A lid and the top of the cup both are round and therefore have 360 degrees. The seam itself takes about 1% or 3 degrees of the cup, but the raised portion of the lid, the most upstable part, is more like 20% or 72 degrees. So you have a 1 in 5 chance of putting on the top and and having the seam be somewhere in the drip zone. Can someone please solve this problem that is causing real anqst for us all???
Read this post. And had a few words to say. Don't know if you might be interested. But if you weren't you wouldn't be reading this blog now would you?

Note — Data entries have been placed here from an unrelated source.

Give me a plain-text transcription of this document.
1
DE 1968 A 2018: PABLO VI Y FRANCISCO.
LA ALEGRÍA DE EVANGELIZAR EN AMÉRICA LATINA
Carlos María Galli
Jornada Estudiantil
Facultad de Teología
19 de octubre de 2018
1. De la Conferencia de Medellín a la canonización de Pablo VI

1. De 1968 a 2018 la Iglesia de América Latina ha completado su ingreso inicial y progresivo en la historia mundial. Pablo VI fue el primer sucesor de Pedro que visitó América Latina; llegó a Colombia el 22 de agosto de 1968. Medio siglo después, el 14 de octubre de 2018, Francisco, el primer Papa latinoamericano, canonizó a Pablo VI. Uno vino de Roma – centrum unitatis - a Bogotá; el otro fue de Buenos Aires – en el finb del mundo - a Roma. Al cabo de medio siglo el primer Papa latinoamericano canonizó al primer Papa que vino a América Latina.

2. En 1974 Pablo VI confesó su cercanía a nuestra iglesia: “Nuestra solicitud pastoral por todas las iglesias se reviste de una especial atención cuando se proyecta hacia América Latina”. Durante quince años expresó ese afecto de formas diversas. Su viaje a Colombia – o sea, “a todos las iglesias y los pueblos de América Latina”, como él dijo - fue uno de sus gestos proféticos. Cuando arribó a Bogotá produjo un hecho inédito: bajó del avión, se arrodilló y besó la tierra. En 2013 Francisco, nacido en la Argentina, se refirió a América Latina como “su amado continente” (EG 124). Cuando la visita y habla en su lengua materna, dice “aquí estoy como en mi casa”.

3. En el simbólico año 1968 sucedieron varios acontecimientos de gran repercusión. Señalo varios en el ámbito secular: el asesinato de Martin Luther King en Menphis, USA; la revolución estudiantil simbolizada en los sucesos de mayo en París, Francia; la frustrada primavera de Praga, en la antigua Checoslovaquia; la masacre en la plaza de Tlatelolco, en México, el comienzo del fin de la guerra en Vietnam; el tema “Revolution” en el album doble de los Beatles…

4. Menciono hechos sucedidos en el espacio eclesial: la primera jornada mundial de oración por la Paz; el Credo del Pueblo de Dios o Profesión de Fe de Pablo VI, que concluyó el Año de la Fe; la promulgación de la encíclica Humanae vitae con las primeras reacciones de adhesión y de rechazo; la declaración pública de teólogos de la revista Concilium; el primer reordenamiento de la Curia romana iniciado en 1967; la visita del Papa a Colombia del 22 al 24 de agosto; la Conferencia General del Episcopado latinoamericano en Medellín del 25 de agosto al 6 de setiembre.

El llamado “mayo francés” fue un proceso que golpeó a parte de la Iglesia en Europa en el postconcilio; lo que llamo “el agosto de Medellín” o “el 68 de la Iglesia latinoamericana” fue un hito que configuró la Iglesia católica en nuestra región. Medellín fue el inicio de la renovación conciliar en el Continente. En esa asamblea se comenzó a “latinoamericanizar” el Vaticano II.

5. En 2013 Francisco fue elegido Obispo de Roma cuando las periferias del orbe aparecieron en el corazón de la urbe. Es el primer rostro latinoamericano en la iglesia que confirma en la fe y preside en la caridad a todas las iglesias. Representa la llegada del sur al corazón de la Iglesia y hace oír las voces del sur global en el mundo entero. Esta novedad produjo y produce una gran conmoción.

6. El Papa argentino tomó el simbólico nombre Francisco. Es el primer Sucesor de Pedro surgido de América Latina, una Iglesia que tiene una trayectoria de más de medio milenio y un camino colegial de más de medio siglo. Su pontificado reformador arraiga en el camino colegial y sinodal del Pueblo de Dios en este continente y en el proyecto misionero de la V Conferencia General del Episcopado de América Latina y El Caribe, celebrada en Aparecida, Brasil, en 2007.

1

Hey, if Boston can have the Big Dig, we can have the Giant Swamp. Take everything from Memorial Colliseum down to Ross Bridge and Oaks Amusement Park and return it to its natural state. Cause, heck that will look better than a bunch of concrete. Seriously, I haven't lived in Portland for a while. I actually moved to SoCal to escape the traffic mess and poor economic options. Anything that would revitalize the economy is good with me. Heck, we here in Nevada (I've moved again)have a 100,000 tons of Nuclear waste we'd be happy to send Portland's way along with all the promised economic benefits it will bring. What Portland is really missing, and the true cause of Oregon's economic slump, are two senators who really weild power in Washington. Hatfield and Packwood, for all their faults, were really good at bringing home the bacon. Our once strong ties to the cash pipeline that is Washington have been long severed (the same thing that is happening in Nevada, btw) and our chances at benefiting from the 'war budget' are slim to none. NIKE can only make so many shoes and jackets for our special forces and most of those jobs are going to China anyway. So would an eastside Giant Swamp... er Big Dig... be golden? Yes, of course. Could the traffic be managed? Sure, but not like described on the website. It will require big ugly concrete somewhere, just not within sight of the river.